I'm sure we all know what RTFM means, and it's generally good, if rude, advice. I follow it as best I can, especially with the work I'm currently doing as an embedded programmer. Programming embedded processors involves an awful lot of bit banging on multitudes of registers with esoteric names like UCA0STAT or TACCR2. You couldn't possible remember the meanings of them all for more than 30 seconds. Keeping the manual close at hand and referring to it frequently is essential.

Most of the microprocessors I've worked with have had fairly decent manuals. They're well organized and clear for the most part. It's not terribly engrossing reading, of course, but they get the job done. I recently had to do some development for an Altera FPGA, so I was designing hardware logic instead of embedded software programs, and the experience with the documentation was entirely different.

Altera has mountains of documentation on their products and development environment. Their flagship Quartus II software alone has a three-volume PDF manual that totals nearly 2,500 pages. They have dozens of other manuals covering their NIOS embedded processor, Qsys system builder, and the host of other products and software they provide for developing on FPGAs. That doesn't even account for the FPGA-specific documentation they have. On top of all of this documentation, they have oodles of online training courses because now that they have this massive edifice of documentation, no one wants to read it.

You would think with this amount of documentation, I would be able to find anything I needed to for completing my design. Maybe it wouldn't be easy or fast to find it, but the information should exist somewhere in all of that material. I'm not so sure that it does.

So what did I need to know for my design? It was a very simple design for a MAX II CPLD, one of Altera's smaller devices. The design ended up being a scant 65 lines of Verilog code, including blank lines and a couple comments. I've done plenty of hardware design before, so this should not have been difficult, but I needed to know three basic things that were specific to this Altera device to get my design working.
  1. I needed to know how to get a clock into the design because I needed to use a few 16-bit registers that require a clock.
  2. Additionally, those registers needed to be reset at power-on so that they would be in a known state.
  3. I needed to know how to connect all of the I/O signals to physical device pins.
I wanted to do all of these things only using a single Verilog file. It would have been a waste to create a top level schematic and a symbol for a single Verilog file, and I certainly didn't want to create a Qsys project for something this simple. This is where my problems with the documentation began.

I poured over the documentation trying to find information on any of these issues using a Verilog-only design flow. I went through half a dozen training courses looking for anything that might help. These three things - clock, reset, and I/O pins - are basic requirements that any design would need, and I couldn't find anything about them for a pure Verilog design flow.

Most examples used Verilog files lower down in the design hierarchy with schematics at the top. The few that used only Verilog showed how to make a comparator or a multiplier - pure combinational logic with no clock and no reset. And of course they didn't show how to connect the module signals to I/O pins. From all of the tutorials, examples, and documentation I went through, it looked like I was going to have to jump through development environment hoops to synthesize a 65-line Verilog design. I was disappointed.

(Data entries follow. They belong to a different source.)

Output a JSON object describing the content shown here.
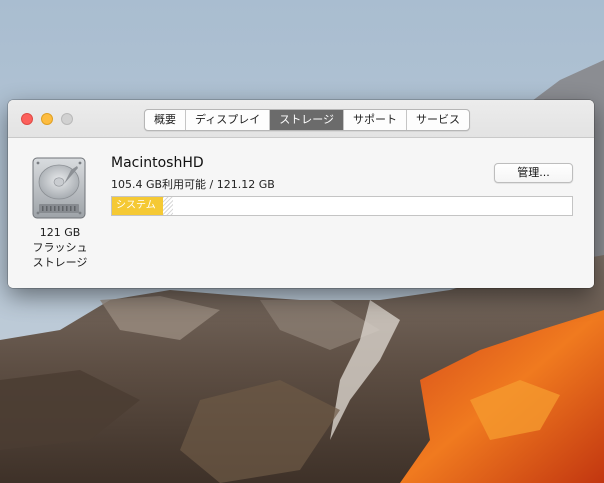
{
  "window": {
    "tabs": [
      {
        "label": "概要"
      },
      {
        "label": "ディスプレイ"
      },
      {
        "label": "ストレージ",
        "active": true
      },
      {
        "label": "サポート"
      },
      {
        "label": "サービス"
      }
    ]
  },
  "disk": {
    "caption_lines": [
      "121 GB",
      "フラッシュ",
      "ストレージ"
    ]
  },
  "volume": {
    "name": "MacintoshHD",
    "info": "105.4 GB利用可能 / 121.12 GB",
    "manage_label": "管理..."
  },
  "storage_bar": {
    "segments": [
      {
        "label": "システム",
        "fraction": 0.11,
        "color": "#f5c934"
      },
      {
        "label": "",
        "fraction": 0.02,
        "color": "#d9d9d9"
      }
    ]
  },
  "colors": {
    "system_segment": "#f5c934",
    "close": "#fc605c",
    "minimize": "#fdbc40",
    "zoom_disabled": "#d1d1d1",
    "active_tab": "#6b6b6b"
  },
  "icons": {
    "disk": "hard-drive-icon"
  }
}
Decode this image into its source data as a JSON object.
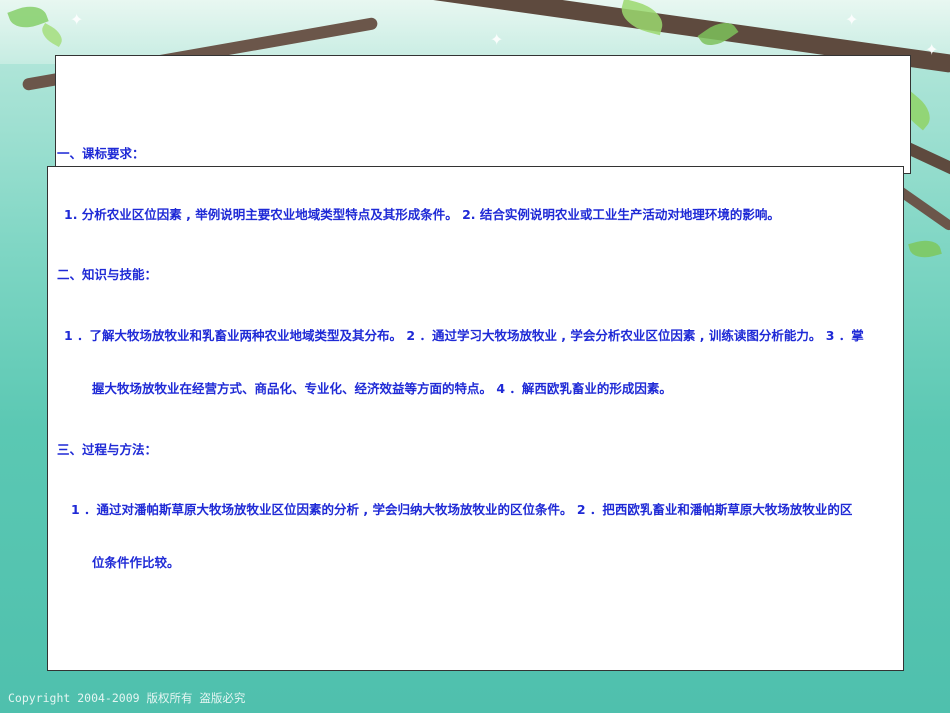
{
  "sections": {
    "s1_heading": "一、课标要求：",
    "s1_body_line1": "1. 分析农业区位因素 , 举例说明主要农业地域类型特点及其形成条件。 2. 结合实例说明农业或工业生产活动对地理环境的影响。",
    "s2_heading": "二、知识与技能：",
    "s2_body_line1": "1 ．了解大牧场放牧业和乳畜业两种农业地域类型及其分布。 2 ．通过学习大牧场放牧业 , 学会分析农业区位因素 , 训练读图分析能力。 3 ．掌",
    "s2_body_line2": "握大牧场放牧业在经营方式、商品化、专业化、经济效益等方面的特点。 4 ．解西欧乳畜业的形成因素。",
    "s3_heading": "三、过程与方法：",
    "s3_body_line1": "1 ．通过对潘帕斯草原大牧场放牧业区位因素的分析 , 学会归纳大牧场放牧业的区位条件。 2 ．把西欧乳畜业和潘帕斯草原大牧场放牧业的区",
    "s3_body_line2": "位条件作比较。"
  },
  "footer": {
    "copyright": "Copyright 2004-2009 版权所有 盗版必究"
  },
  "colors": {
    "text": "#1f2ad6",
    "panel_bg": "#ffffff",
    "background": "#5bc8b3"
  },
  "decorations": {
    "sparkle_icon": "star-sparkle",
    "leaf_icon": "leaf",
    "branch_icon": "tree-branch"
  }
}
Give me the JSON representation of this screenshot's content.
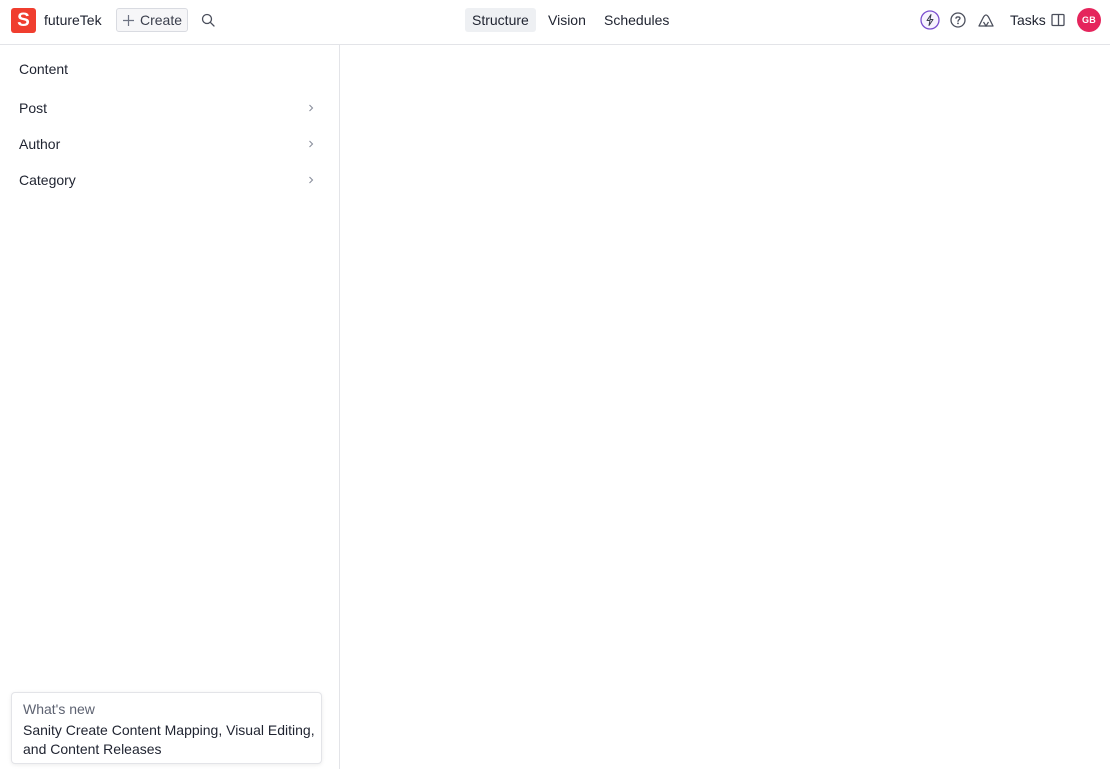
{
  "header": {
    "logo_letter": "S",
    "project_name": "futureTek",
    "create_label": "Create",
    "tabs": [
      {
        "label": "Structure",
        "active": true
      },
      {
        "label": "Vision",
        "active": false
      },
      {
        "label": "Schedules",
        "active": false
      }
    ],
    "tasks_label": "Tasks",
    "avatar_initials": "GB",
    "icons": [
      "search-icon",
      "bolt-icon",
      "help-icon",
      "presence-icon",
      "panel-icon"
    ]
  },
  "sidebar": {
    "title": "Content",
    "items": [
      {
        "label": "Post"
      },
      {
        "label": "Author"
      },
      {
        "label": "Category"
      }
    ]
  },
  "whats_new": {
    "title": "What's new",
    "body": "Sanity Create Content Mapping, Visual Editing, and Content Releases"
  },
  "colors": {
    "brand": "#f03e2f",
    "avatar": "#e5255c",
    "active_tab_bg": "#eef0f3",
    "border": "#e3e4e8",
    "bolt_accent": "#7b4fcf"
  }
}
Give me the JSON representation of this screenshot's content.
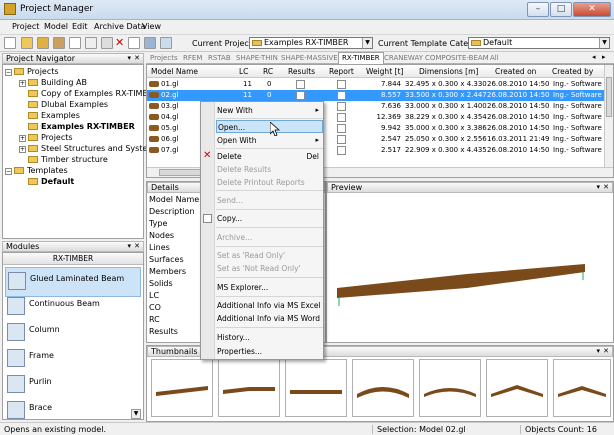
{
  "window": {
    "title": "Project Manager"
  },
  "menu": [
    "Project",
    "Model",
    "Edit",
    "Archive Data",
    "View"
  ],
  "toolbar": {
    "current_project_label": "Current Project:",
    "current_project_value": "Examples RX-TIMBER",
    "template_category_label": "Current Template Category",
    "template_category_value": "Default"
  },
  "navigator": {
    "title": "Project Navigator",
    "root": "Projects",
    "items": [
      "Building AB",
      "Copy of Examples RX-TIMBER",
      "Dlubal Examples",
      "Examples",
      "Examples RX-TIMBER",
      "Projects",
      "Steel Structures and Systems",
      "Timber structure"
    ],
    "templates": "Templates",
    "default": "Default"
  },
  "modules": {
    "title": "Modules",
    "group": "RX-TIMBER",
    "items": [
      "Glued Laminated Beam",
      "Continuous Beam",
      "Column",
      "Frame",
      "Purlin",
      "Brace"
    ]
  },
  "tabs": [
    "Projects",
    "RFEM",
    "RSTAB",
    "SHAPE-THIN",
    "SHAPE-MASSIVE",
    "RX-TIMBER",
    "CRANEWAY",
    "COMPOSITE-BEAM",
    "All"
  ],
  "table": {
    "headers": [
      "Model Name",
      "LC",
      "RC",
      "Results",
      "Report",
      "Weight [t]",
      "Dimensions [m]",
      "Created on",
      "Created by"
    ],
    "rows": [
      {
        "name": "01.gl",
        "lc": "11",
        "rc": "0",
        "weight": "7.844",
        "dims": "32.495 x 0.300 x 4.330",
        "created": "26.08.2010 14:50",
        "by": "Ing.- Software D"
      },
      {
        "name": "02.gl",
        "lc": "11",
        "rc": "0",
        "weight": "8.557",
        "dims": "33.500 x 0.300 x 2.447",
        "created": "26.08.2010 14:50",
        "by": "Ing.- Software D"
      },
      {
        "name": "03.gl",
        "lc": "",
        "rc": "",
        "weight": "7.636",
        "dims": "33.000 x 0.300 x 1.400",
        "created": "26.08.2010 14:50",
        "by": "Ing.- Software D"
      },
      {
        "name": "04.gl",
        "lc": "",
        "rc": "",
        "weight": "12.369",
        "dims": "38.229 x 0.300 x 4.354",
        "created": "26.08.2010 14:50",
        "by": "Ing.- Software D"
      },
      {
        "name": "05.gl",
        "lc": "",
        "rc": "",
        "weight": "9.942",
        "dims": "35.000 x 0.300 x 3.386",
        "created": "26.08.2010 14:50",
        "by": "Ing.- Software D"
      },
      {
        "name": "06.gl",
        "lc": "",
        "rc": "",
        "weight": "2.547",
        "dims": "25.050 x 0.300 x 2.556",
        "created": "16.03.2011 21:49",
        "by": "Ing.- Software D"
      },
      {
        "name": "07.gl",
        "lc": "",
        "rc": "",
        "weight": "2.517",
        "dims": "22.909 x 0.300 x 4.435",
        "created": "26.08.2010 14:50",
        "by": "Ing.- Software D"
      }
    ]
  },
  "details": {
    "title": "Details",
    "labels": [
      "Model Name",
      "Description",
      "Type",
      "Nodes",
      "Lines",
      "Surfaces",
      "Members",
      "Solids",
      "LC",
      "CO",
      "RC",
      "Results"
    ]
  },
  "preview": {
    "title": "Preview"
  },
  "thumbnails": {
    "title": "Thumbnails"
  },
  "context_menu": [
    {
      "label": "New With",
      "arrow": "▸",
      "disabled": false
    },
    {
      "label": "Open...",
      "highlight": true,
      "disabled": false
    },
    {
      "label": "Open With",
      "arrow": "▸",
      "disabled": false
    },
    {
      "label": "Delete",
      "shortcut": "Del",
      "disabled": false
    },
    {
      "label": "Delete Results",
      "disabled": true
    },
    {
      "label": "Delete Printout Reports",
      "disabled": true
    },
    {
      "label": "Send...",
      "disabled": true
    },
    {
      "label": "Copy...",
      "disabled": false
    },
    {
      "label": "Archive...",
      "disabled": true
    },
    {
      "label": "Set as 'Read Only'",
      "disabled": true
    },
    {
      "label": "Set as 'Not Read Only'",
      "disabled": true
    },
    {
      "label": "MS Explorer...",
      "disabled": false
    },
    {
      "label": "Additional Info via MS Excel",
      "disabled": false
    },
    {
      "label": "Additional Info via MS Word",
      "disabled": false
    },
    {
      "label": "History...",
      "disabled": false
    },
    {
      "label": "Properties...",
      "disabled": false
    }
  ],
  "status": {
    "hint": "Opens an existing model.",
    "selection": "Selection: Model 02.gl",
    "count": "Objects Count: 16"
  },
  "colors": {
    "selection": "#3399ff",
    "beam": "#7a4a1a",
    "highlight": "#cce4f7"
  }
}
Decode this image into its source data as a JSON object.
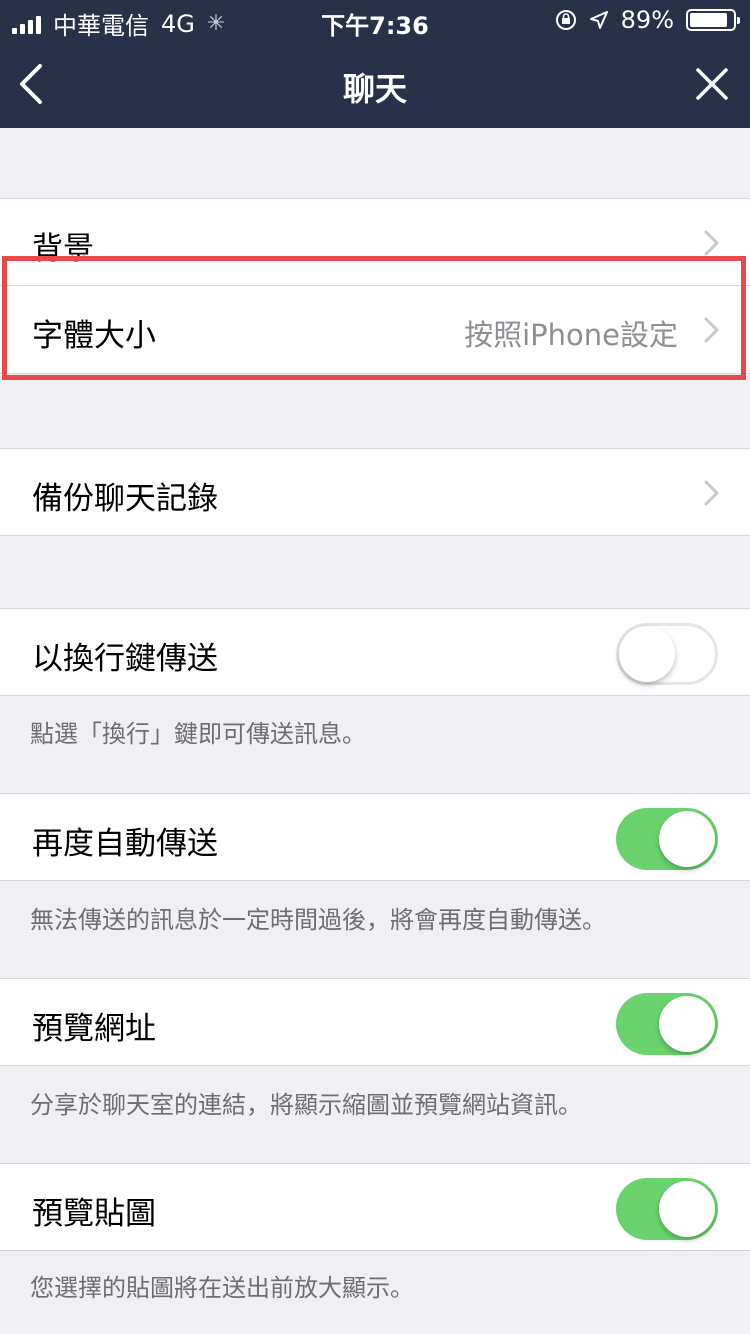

I decided to turn to Google and see what I could dig up. I tried "verilog only design in quartus," and to my dismay, the first four hits were for Altera documentation that I had already looked through! What is the deal here? But the fifth link was the jackpot. A professor at Swathmore College, a college I've never heard of, put up a most helpful one-page tutorial on how to do a Verilog-only design in Quartus. The last part of the tutorial even had a clock!

The tutorial didn't have everything I needed, but it covered the biggest sticking point - how to connect the module pins to physical I/O pins. That got me on my way, and I was able to resolve the clock and reset issues through some experimentation. I ended up having to drive a global reset signal from a GPIO pin on an attached microprocessor because the MAX II device does not actually have an internally generated power-on-reset. That wasn't as clean as I would have liked, but it worked.

In the end I wasted a couple days floundering around in the Altera documentation and training materials trying to solve some basic design issues that should have been dead simple. Would it kill Altera to make a short training course with a Verilog-only design example, and include a clock and reset in it?! Or maybe they could write up a quick start guide for a non-trivial Verilog-only design.

The issues I struggled with are fundamental to any design, and Verilog continues to gain in popularity for hardware design because of its many advantages over schematic capture, including my personal favorite: the ability to use version control because it's all text files. Not all designs need the enormous complexity that comes with Altera's more involved design flows. Not everyone needs to know all of the minute details of timing analysis, clock insertion delays, synthesis constraints, and floor planning. I would venture to say that most designs don't need these things, at least at first, but designers would greatly benefit from a simple, straightforward tutorial that would get them up and running with a Verilog design flow quickly. Altera is dropping the ball here.

Don't make the same mistakes that Altera is making. If you're creating documentation for a product that requires a fair amount of configuration, design and implementation, think about the basic steps that first-time customers would need to take to get up and running with your product quickly. Try to forget everything you know about the details of your product and imagine what it would be like coming at it with no prior knowledge of how to set it up. Things that seem obvious to you will be confusing to new customers, even if they are otherwise experienced designers or developers.

You don't have to assume you know nothing about the domain, but pretend you've never been exposed to this particular product before. How do you make it do something useful in twenty minutes or less that you could build on later? Lots of products are doing this kind of quick-start stuff today. All of the tutorials and screencasts for Ruby on Rails come immediately to mind. If you can get your customers over that initial roadblock and help them create something useful right away, they will greatly appreciate the extra thought you've put into making their lives easier.